Applied Event Sourcing

By Brendan Weibrecht

Elevator Pitch

We shipped a cloud-native event sourced Ruby app that will have a key role in Australian energy infrastructure. I’ll be covering what we learned through this process regarding how to actually go about implementing an event sourced system.

Description

There have been a few talks previously that address event sourcing at a high level - what it is and why you should want to use it. I’ll be taking up where they left off, and providing a hands-on account of how we’ve applied event sourcing, CQRS, and Domain Driven Design principles to our domain and put our application into production.
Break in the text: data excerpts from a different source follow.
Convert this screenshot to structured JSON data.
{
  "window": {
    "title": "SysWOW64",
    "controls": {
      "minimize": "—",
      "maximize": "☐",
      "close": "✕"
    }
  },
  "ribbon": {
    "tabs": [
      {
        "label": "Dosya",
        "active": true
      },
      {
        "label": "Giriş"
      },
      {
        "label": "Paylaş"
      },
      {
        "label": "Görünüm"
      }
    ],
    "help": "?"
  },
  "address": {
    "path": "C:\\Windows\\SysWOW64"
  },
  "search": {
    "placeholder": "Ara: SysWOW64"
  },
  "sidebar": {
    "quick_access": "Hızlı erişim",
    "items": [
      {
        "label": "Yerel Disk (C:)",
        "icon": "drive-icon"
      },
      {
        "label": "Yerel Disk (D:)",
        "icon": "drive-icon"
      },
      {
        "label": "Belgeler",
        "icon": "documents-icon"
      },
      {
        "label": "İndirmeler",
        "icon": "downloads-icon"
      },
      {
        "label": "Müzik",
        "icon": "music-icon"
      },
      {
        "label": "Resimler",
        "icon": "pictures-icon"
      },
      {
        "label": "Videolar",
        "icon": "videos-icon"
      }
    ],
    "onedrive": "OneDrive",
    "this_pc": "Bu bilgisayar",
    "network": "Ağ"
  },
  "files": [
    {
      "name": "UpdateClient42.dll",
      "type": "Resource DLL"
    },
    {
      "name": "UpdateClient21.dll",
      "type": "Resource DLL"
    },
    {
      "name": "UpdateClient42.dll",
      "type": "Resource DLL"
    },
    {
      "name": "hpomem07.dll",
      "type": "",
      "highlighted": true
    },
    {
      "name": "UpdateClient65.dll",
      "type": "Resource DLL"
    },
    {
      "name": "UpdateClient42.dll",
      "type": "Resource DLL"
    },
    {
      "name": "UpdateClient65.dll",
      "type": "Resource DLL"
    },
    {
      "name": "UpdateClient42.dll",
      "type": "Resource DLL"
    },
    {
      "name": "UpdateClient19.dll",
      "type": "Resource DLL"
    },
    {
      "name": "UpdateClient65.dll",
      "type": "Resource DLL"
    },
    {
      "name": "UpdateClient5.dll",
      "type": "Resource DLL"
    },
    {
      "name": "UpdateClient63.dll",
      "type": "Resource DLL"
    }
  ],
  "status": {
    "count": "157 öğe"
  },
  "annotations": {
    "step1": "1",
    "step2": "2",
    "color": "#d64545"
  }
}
I’ll be detailing how we proceeded to rewrite our previous Golang codebase in Ruby, dealt with eventual consistency, and transitioned to supporting replication, zero-downtime deployment, & continuous deployment.

Events and state: What do they store? Do they store things?? Let’s find out!

Notes

I’ve been working with event sourcing since the end of June, 2017. I was involved in the design and development of our Ruby event sourcing framework and develop with this every day.

There’s a bit of code, but mostly I’ll be discussing the concepts, concrete implementations of those, and various architectural choices. A key achievement is that we’re now able to use multiple replicas in Google Kubernetes Engine, allowing a seamless deployment pipeline; but I’m not covering Kubernetes itself and there’s enough buzzwords in the description already!